Chan works his magic, since he’s been practicing to become a magician, and
subdues the child by wrapping him up with all the panties. He still hasn’t
figured out what all the panties were doing there in the first place. A
sinister laugh is heard off in the distance of the store like the one before;
not the one that we heard from the boyfriend who was playing Dark Souls and getting
butt raped by a tree, possibly enjoying it and growing insane. No…not that
laugh. As Jackie moved closer to the back of the store, the
laugh increased in magnitude and muffled sounds of contempt could be heard, but
not the muffled sounds of contempt that you hear when you’re being spanked by
your significant other and you actually like it, but it’s role play night and
you guys are spicing up your sex life so you figured you’d try new things and
spanking seemed like a wildly good idea even though it eventually hurts and
leaves marks but you figured ‘What the hell?’ and go along with it anyway
because you want to please your partner even if it means humiliating yourself
because you grew up with s****y parents who drank and shot up heroin and left
you to fend for yourself when you were four. No… not like that. Anyway, so
these moans and whimpers were heard in the back. Jackie sought out the noise
and what he stumbled upon was baffling. He had finally found out where all the
panties came from; there were a bunch of women lined up, tied and gagged with
more panties, facing a wall with their bare asses sticking out. Jackie was shocked, yet oddly aroused, but there was no
time for hanky panky or beating off. He had a job to do and that job was to get
the hell out of that store so he could give his daughter the damn sneaks! Mr.

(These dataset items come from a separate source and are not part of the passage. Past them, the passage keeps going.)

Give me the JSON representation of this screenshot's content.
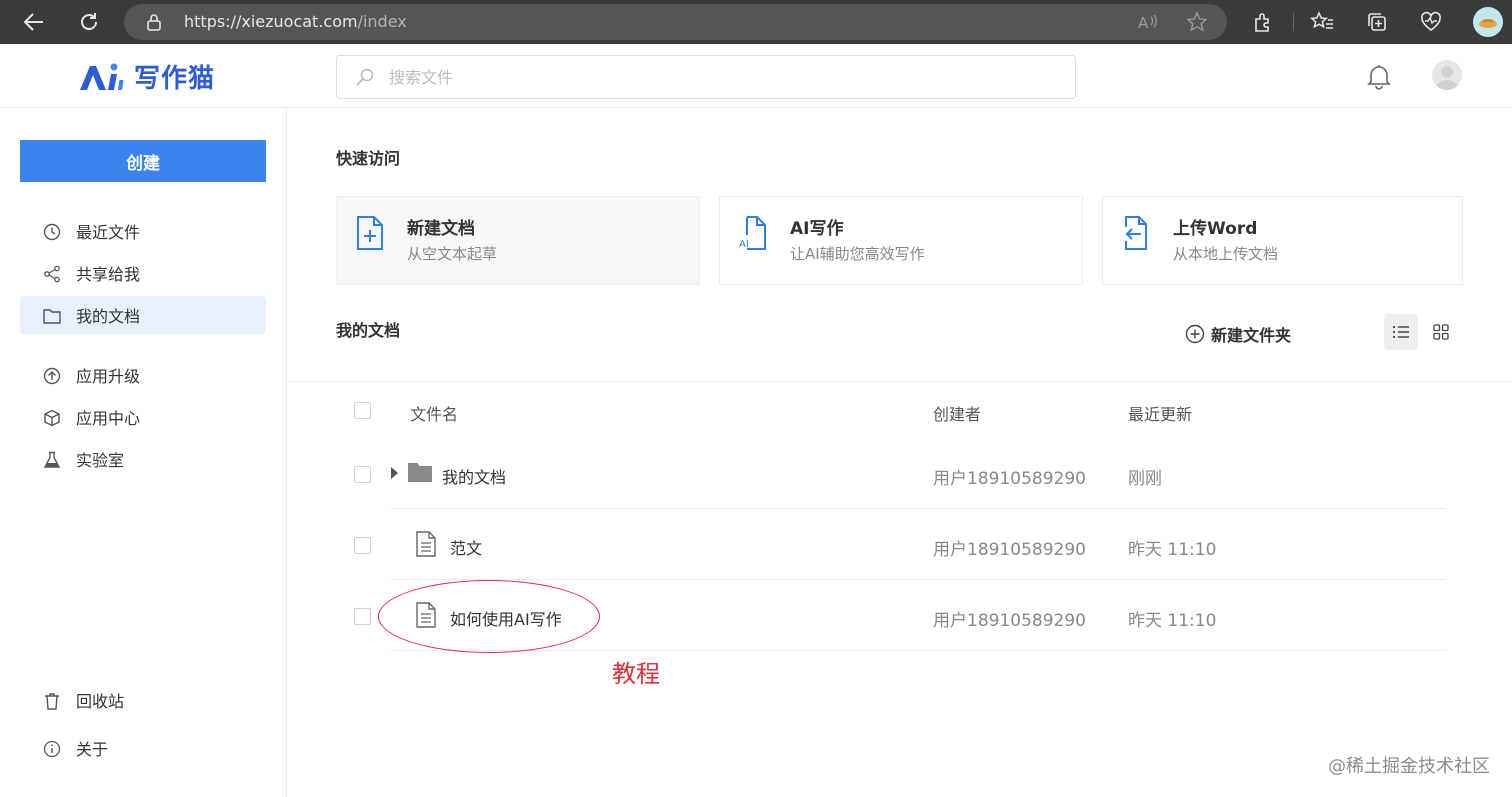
{
  "browser": {
    "url_host": "https://xiezuocat.com",
    "url_path": "/index"
  },
  "header": {
    "logo_text": "写作猫",
    "search_placeholder": "搜索文件"
  },
  "sidebar": {
    "create_label": "创建",
    "items": [
      {
        "label": "最近文件",
        "icon": "clock-icon"
      },
      {
        "label": "共享给我",
        "icon": "share-icon"
      },
      {
        "label": "我的文档",
        "icon": "folder-icon",
        "active": true
      },
      {
        "label": "应用升级",
        "icon": "upgrade-icon"
      },
      {
        "label": "应用中心",
        "icon": "cube-icon"
      },
      {
        "label": "实验室",
        "icon": "flask-icon"
      },
      {
        "label": "回收站",
        "icon": "trash-icon"
      },
      {
        "label": "关于",
        "icon": "info-icon"
      }
    ]
  },
  "quick_access": {
    "title": "快速访问",
    "cards": [
      {
        "title": "新建文档",
        "subtitle": "从空文本起草"
      },
      {
        "title": "AI写作",
        "subtitle": "让AI辅助您高效写作"
      },
      {
        "title": "上传Word",
        "subtitle": "从本地上传文档"
      }
    ]
  },
  "documents": {
    "title": "我的文档",
    "new_folder_label": "新建文件夹",
    "columns": {
      "name": "文件名",
      "creator": "创建者",
      "updated": "最近更新"
    },
    "rows": [
      {
        "type": "folder",
        "name": "我的文档",
        "creator": "用户18910589290",
        "updated": "刚刚"
      },
      {
        "type": "doc",
        "name": "范文",
        "creator": "用户18910589290",
        "updated": "昨天 11:10"
      },
      {
        "type": "doc",
        "name": "如何使用AI写作",
        "creator": "用户18910589290",
        "updated": "昨天 11:10"
      }
    ]
  },
  "annotation": {
    "text": "教程",
    "color": "#e0303a"
  },
  "watermark": "@稀土掘金技术社区",
  "colors": {
    "accent": "#3d83f0",
    "brand": "#2e5bd6",
    "active_bg": "#e7f1fd"
  }
}
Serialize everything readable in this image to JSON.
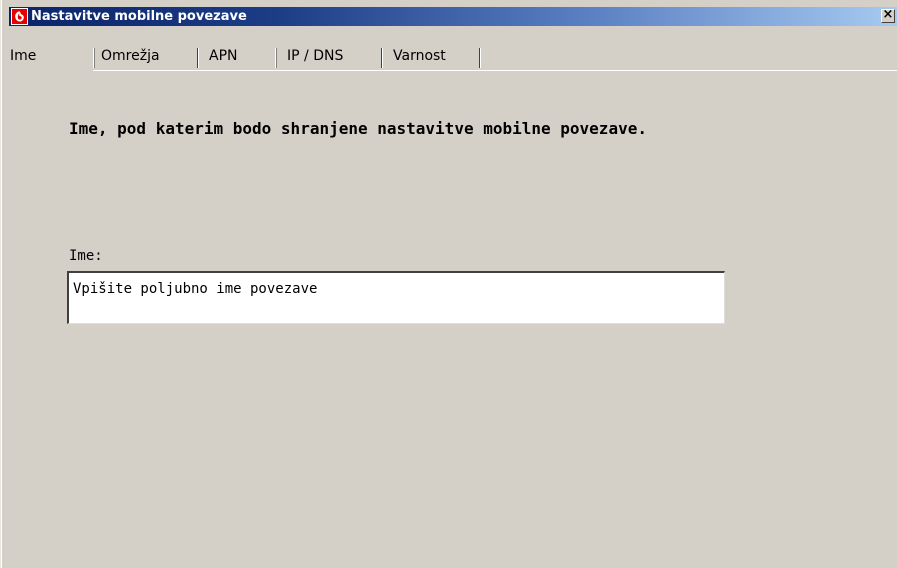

Chan still needed that blasted key! He investigated the back office figuring he
would have to find it there, not realizing that perhaps one of these ladies
could be carrying the very instrument of his salvation. As he drew closer to
the back of the office the snickering resurfaced. There was a double-door storage
cabinet behind Jackie where the giggling originated. Out jumped a derpy little
man with a big nose, monocle, and small elf hat, one that you’d see Santa’s
little helpers wear. He chuckled has he tried to strangle Mr. Chan. Jackie
flung left and right in an attempt to get this little hobbit off his back. It
wasn’t working. The tiny s**t wouldn’t let go and neither would this dwarf, so
Jackie ran backwards to the nearest wall and smashed the midget into the wall
as hard as he could. The small man moaned and scurried quickly off into the other
room with the women. Quickly, like when your baby’s daddy whispers sweet
nothings in your ear telling you everything you want to hear but in reality
he’s full of s**t and runs off once you’re pregnant dodging your calls and the
child support he owes like it’s the apocalypse and zombies are chasing his a*s
wanting to bite that dick off and you think those damned zombies should bite
his dick off because of how he royally fucked you over. Yeah…like that. The girls scream again and loud smacks resonate to Jackie’s
ears. He rushes out of the office to find the undersized dipshit tapping that
a*s, each a*s, every a*s. For every a*s that is being tapped there is a chuckle
to be followed by this minute fuckwad. Jackie is astonished at the sight, both
hesitant to see the fun stop, and also worried about getting home in time to
put his kids to bed, after he gives his daughter her kicks of course. “Who the hell are you?” Jackie inquired. “Well, I’m the Booty
Bandit, dickhead. I love a*s and treasure. I already cleaned out the registers,
so I thought I would clean out some a*s too,” replied the man. “That doesn’t make any
sense!” Jackie remarked with a strong tone and sense of confusion. “Does it really have to?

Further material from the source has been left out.